Victims of the narcoleptic episodes do not know when it will strike. They could be driving a car, at work or at school. When they wake they often suffer frightening hallucinations and memory loss.

The official name for the illness is “encephalopathy of unknown etiology” — or, in layman’s terms, a brain disorder that nobody can explain.

In a new documentary, an RT documentary crew pay a second visit to the Kazakhstan village in a new attempt to find an explanation for the anomaly.

Russia Today report:

Over half of the village’s 600 inhabitants have left because of the sickness. Those who remain universally told our crew they were not going anywhere from the land where they were born.

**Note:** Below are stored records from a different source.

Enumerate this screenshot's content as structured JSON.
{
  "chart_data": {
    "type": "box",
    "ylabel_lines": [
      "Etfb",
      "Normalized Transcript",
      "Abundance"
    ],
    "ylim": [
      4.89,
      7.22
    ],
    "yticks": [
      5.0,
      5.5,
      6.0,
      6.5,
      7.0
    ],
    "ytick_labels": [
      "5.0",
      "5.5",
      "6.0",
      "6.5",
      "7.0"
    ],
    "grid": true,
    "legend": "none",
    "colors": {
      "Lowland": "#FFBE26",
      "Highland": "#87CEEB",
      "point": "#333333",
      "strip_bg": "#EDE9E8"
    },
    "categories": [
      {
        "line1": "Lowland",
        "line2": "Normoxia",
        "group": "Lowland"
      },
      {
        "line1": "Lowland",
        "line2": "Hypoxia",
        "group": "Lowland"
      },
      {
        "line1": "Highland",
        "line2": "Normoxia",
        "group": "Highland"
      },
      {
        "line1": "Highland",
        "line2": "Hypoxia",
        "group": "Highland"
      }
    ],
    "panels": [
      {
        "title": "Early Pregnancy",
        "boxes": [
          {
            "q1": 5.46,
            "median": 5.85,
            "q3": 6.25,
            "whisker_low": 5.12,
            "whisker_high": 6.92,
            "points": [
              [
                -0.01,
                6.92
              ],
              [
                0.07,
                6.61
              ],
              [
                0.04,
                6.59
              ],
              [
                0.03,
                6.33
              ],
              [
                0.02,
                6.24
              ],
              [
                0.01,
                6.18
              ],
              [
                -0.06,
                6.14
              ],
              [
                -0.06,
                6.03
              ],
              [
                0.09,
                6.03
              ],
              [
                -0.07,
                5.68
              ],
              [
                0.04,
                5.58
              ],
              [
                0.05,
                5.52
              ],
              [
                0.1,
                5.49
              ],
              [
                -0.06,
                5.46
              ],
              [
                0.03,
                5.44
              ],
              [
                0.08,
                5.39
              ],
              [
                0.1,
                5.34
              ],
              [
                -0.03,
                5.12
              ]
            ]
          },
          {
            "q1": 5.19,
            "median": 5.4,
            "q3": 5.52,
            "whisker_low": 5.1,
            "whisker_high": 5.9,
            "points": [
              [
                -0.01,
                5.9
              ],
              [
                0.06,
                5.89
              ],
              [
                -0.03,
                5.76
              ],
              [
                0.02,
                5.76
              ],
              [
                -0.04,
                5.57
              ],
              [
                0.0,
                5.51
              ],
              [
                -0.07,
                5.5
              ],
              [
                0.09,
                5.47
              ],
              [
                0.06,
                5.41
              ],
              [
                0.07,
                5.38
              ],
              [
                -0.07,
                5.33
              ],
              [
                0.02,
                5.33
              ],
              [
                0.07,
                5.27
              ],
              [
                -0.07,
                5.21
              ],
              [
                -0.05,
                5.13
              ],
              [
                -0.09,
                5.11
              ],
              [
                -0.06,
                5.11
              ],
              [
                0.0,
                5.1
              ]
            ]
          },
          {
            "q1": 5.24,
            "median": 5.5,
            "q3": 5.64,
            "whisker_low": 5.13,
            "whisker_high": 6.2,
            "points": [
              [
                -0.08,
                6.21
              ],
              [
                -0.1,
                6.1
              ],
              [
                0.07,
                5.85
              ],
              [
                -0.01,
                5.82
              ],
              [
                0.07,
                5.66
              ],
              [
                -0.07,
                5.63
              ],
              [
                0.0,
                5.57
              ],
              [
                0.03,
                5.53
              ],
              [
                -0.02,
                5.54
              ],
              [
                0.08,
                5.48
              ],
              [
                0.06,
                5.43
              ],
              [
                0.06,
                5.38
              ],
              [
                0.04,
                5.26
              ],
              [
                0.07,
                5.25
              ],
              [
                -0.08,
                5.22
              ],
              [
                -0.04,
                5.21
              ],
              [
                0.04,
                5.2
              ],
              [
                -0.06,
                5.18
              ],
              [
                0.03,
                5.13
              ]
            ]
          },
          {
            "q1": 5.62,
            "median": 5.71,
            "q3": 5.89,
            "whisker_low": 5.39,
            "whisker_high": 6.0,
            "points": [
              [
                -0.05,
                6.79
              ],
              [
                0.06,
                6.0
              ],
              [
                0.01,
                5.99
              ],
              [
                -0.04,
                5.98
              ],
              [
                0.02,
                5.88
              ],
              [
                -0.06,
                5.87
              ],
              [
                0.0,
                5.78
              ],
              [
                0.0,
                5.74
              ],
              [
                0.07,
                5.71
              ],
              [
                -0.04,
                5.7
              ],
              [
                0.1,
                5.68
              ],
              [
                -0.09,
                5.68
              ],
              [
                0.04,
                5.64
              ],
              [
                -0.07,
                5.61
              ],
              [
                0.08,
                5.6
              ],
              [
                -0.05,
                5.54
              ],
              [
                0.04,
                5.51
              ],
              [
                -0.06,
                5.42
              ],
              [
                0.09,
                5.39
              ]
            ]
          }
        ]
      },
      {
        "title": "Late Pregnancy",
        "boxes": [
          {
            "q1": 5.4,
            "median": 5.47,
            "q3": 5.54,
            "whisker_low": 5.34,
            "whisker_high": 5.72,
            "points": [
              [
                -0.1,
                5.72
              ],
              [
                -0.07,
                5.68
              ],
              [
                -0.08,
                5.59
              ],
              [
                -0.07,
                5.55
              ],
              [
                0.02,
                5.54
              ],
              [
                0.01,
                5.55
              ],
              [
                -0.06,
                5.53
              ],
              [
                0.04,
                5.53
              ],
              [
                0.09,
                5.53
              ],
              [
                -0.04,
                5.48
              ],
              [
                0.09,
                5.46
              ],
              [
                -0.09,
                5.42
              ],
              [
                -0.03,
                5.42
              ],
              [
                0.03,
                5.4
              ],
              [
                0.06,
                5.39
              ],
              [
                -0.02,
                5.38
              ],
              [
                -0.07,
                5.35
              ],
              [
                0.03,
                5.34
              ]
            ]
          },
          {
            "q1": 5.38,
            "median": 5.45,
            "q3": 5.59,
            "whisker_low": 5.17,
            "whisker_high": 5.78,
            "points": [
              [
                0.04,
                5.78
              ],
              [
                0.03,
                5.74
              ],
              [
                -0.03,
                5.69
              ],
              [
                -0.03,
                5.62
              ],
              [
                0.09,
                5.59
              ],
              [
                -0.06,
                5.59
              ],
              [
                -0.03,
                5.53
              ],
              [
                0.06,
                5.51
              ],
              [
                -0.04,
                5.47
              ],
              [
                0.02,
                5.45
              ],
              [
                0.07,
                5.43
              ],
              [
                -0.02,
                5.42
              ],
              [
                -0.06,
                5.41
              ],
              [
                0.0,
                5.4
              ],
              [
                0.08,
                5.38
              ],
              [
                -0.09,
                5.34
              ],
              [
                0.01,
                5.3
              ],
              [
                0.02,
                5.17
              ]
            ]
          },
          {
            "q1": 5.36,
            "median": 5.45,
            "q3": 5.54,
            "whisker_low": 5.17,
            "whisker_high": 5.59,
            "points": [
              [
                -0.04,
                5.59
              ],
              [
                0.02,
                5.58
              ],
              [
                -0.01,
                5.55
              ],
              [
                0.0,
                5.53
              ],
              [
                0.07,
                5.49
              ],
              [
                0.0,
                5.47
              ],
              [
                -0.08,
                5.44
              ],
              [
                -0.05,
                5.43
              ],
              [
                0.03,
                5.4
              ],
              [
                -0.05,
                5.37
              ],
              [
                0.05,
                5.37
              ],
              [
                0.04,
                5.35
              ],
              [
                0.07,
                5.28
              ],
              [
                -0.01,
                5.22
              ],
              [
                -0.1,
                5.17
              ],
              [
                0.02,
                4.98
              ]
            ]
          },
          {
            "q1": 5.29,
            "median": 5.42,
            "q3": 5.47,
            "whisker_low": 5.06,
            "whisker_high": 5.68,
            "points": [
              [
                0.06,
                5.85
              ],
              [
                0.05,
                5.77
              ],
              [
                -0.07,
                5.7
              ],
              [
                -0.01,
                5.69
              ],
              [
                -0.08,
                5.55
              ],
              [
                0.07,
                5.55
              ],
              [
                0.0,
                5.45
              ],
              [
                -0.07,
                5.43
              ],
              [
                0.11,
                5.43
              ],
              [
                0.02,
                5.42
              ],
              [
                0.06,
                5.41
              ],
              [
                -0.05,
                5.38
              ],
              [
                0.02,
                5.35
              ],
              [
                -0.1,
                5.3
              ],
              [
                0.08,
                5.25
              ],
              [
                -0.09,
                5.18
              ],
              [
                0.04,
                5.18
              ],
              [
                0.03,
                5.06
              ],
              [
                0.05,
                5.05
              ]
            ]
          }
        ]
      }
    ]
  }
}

What is perhaps even more baffling than the disease itself is that no explanation of its nature has been found during the whole two years that it’s been active.

One thing that the sleep has been blamed on is radiation. There is an old uranium mine near Kalachi, abandoned in the 1980s. While filming the first documentary about the ‘Sleepy Hollow’, RT’s crew discovered radiation levels 17 times higher than the norm in the mine.

However, in the village itself, radiation – as well as about a dozen other readings and sample analyses – appear to be completely normal. Soil, water, food, air: nothing betrayed any evidence of causing the disease.

Our crew took the trouble to send a water sample to a Moscow laboratory for a double check – which revealed no abnormalities either.

One hypothesis is voiced in the second documentary, and is linked to the abandoned uranium mine. A former miner, who had spent several decades working there, thinks the disease is caused by radon gas, released into the village by groundwater flowing through the mine.

“It has no oxygen in it. Oxygen is what nurtures our blood, and first of all, our brain. People just pass out,” the former miner told RT’s crew.